From left, Nancy Rothwell pushes her daughter Gladys Demby as New York student Rachel Atkins holds a sign with New York Principal Nancy DeGarmo as students and parents walked from the Boys and Girls Club on Haskell to New York School. Wednesday, Oct. 6 was International Walk to School Day.

Nicholas and Matthew Howard already know how to walk to school, look both ways before crossing the street, follow instructions from a longtime crossing guard and say hello to gym teacher Mr. Hess on their way into Quail Run School.

Students and parents from New York School, along with Principal Nancy DeGarmo, walked from the Boys and Girls Club, 1520 Haskell Ave., to the school, 936 N.Y., about 7:30 a.m. as part of International Walk to School Day on Wednesday. Schools throughout the Lawrence school district participated in the event. Sunset Hill School celebrated with a complimentary breakfast.

Wearing shorts, of course. Every day.

“It’s cool,” Nicholas says.

Wednesday wouldn’t prove to be any different, as the fifth-grade twins made the familiar 0.3-mile trek to Quail Run, 1130 Inverness Drive, as part of International Walk to School Day.

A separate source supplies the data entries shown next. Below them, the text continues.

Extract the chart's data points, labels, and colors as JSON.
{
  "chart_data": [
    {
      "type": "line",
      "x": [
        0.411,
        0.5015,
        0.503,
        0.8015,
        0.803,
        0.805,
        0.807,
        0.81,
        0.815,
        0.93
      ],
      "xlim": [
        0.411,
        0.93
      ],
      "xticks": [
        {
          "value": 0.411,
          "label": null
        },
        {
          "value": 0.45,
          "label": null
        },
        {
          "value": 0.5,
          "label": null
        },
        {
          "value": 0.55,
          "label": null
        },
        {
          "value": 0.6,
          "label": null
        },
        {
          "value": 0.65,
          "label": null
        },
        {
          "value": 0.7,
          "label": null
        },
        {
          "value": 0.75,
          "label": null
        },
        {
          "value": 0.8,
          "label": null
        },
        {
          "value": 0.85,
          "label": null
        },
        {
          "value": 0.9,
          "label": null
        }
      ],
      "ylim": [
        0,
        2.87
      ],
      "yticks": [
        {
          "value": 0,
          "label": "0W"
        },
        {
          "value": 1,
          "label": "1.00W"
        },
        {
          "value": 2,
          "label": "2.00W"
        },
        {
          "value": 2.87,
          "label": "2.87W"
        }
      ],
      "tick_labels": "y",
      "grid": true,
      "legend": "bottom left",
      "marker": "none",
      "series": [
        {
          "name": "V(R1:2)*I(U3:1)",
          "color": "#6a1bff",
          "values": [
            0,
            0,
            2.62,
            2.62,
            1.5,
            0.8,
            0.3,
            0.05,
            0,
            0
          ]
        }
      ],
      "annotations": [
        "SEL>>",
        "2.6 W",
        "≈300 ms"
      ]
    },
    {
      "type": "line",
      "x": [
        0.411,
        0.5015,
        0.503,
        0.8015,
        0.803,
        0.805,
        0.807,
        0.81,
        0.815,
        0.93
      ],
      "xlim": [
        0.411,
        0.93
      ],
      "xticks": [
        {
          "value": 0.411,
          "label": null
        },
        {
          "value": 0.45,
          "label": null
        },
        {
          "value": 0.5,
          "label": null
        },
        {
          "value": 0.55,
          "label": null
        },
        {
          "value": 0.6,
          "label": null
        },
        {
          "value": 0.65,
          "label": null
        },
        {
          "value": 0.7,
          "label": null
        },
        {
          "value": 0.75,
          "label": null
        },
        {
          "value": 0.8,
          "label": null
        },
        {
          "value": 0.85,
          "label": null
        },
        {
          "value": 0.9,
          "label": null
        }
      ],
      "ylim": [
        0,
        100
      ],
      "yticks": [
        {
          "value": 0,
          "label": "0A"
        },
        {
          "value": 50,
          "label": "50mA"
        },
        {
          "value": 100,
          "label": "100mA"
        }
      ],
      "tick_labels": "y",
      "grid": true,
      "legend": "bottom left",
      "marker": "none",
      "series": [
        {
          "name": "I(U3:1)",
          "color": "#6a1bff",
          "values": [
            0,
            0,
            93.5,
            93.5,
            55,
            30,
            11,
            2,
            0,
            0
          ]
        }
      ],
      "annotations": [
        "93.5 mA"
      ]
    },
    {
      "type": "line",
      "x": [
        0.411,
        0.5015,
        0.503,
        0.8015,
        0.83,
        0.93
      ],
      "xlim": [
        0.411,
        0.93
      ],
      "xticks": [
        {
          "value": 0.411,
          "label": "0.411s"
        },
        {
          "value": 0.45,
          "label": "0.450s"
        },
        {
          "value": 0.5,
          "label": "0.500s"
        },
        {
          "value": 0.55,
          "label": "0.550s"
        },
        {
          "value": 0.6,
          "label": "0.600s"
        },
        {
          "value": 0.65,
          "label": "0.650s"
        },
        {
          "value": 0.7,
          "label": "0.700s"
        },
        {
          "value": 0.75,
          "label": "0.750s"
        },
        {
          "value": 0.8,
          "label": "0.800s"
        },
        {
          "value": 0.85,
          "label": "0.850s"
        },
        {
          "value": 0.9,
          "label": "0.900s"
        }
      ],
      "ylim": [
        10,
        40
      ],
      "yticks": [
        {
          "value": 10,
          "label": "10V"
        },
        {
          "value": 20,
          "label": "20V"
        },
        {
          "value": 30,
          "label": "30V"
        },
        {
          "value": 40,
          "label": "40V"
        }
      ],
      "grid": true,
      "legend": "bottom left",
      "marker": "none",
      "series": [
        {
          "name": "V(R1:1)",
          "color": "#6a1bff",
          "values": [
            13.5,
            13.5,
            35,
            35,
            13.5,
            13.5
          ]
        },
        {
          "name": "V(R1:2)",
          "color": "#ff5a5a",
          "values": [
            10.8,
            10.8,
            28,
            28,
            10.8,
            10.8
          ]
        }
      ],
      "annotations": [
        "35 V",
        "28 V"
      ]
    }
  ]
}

Throughout the Lawrence school district and elsewhere, students, parents and others laced up shoes and set out for morning classes on foot.

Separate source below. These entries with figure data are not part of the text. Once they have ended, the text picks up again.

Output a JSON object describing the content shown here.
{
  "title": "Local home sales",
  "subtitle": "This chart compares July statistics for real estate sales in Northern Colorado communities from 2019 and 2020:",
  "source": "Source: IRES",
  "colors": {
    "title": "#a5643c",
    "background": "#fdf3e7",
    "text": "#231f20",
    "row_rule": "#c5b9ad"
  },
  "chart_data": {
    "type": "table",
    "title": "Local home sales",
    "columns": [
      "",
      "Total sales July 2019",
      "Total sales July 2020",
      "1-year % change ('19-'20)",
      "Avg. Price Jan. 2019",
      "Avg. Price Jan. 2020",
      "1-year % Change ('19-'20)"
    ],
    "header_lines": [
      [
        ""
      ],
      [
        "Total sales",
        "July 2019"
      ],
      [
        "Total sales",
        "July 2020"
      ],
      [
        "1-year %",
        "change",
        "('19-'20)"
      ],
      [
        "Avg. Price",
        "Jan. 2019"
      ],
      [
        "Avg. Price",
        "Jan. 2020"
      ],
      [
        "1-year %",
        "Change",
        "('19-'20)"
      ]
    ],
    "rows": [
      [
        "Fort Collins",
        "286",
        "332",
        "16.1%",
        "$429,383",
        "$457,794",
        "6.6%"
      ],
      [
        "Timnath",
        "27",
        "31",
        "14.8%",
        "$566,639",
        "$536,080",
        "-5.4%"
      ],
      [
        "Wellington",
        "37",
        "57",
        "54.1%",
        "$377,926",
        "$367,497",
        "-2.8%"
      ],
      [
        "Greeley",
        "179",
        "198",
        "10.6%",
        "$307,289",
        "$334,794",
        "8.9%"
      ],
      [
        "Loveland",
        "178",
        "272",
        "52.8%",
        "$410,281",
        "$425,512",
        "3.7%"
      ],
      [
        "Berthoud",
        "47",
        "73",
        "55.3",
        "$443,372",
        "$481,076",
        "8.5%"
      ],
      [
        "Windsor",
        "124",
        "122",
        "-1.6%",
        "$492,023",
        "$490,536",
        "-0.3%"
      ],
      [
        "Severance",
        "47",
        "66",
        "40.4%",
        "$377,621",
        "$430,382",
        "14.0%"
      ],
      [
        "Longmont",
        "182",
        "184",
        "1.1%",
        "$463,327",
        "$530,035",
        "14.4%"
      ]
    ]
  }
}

At New York School, 936 N.Y., Principal Nancy DeGarmo joined dozens of walkers to school, starting from the Boys and Girls Club in eastern Lawrence.

At Sunset Hill School, 901 Schwarz Road, participants enjoyed a complimentary breakfast.

And at Quail Run, the Howard twins simply followed the sidewalk — passing underneath power distribution lines far overhead, avoiding falling walnuts from an overhanging tree, and delivering the traditional “fist bumps” with Frank Day, the crossing guard who’s been watching them cross Inverness Drive for three years now.

Day doesn’t let snow nor rain nor heat nor gloom of night — or anything else, for that matter — keep him from his own appointed rounds as a crossing guard, but he does admit to being a little surprised when winter rolls around and the twins are still wearing shorts.

Coats, hats, gloves and boots? Yes.

Knees covered? No way.

“I ask them, ‘When are you going to get some warm britches?'” Day says with a laugh, after standing sentry at the corner of Inverness and Winged Foot Court, his second daily shift after working at the corner of Peterson Road and Arrowhead Drive earlier. “But they’re smart kids.”

The twins’ mother is happy that her children had an opportunity to participate in yet another International Walk to School Day. She already knows what’s coming when the first snow arrives.

“They’ll be out there,” she says. “They love walking to school when it snows.”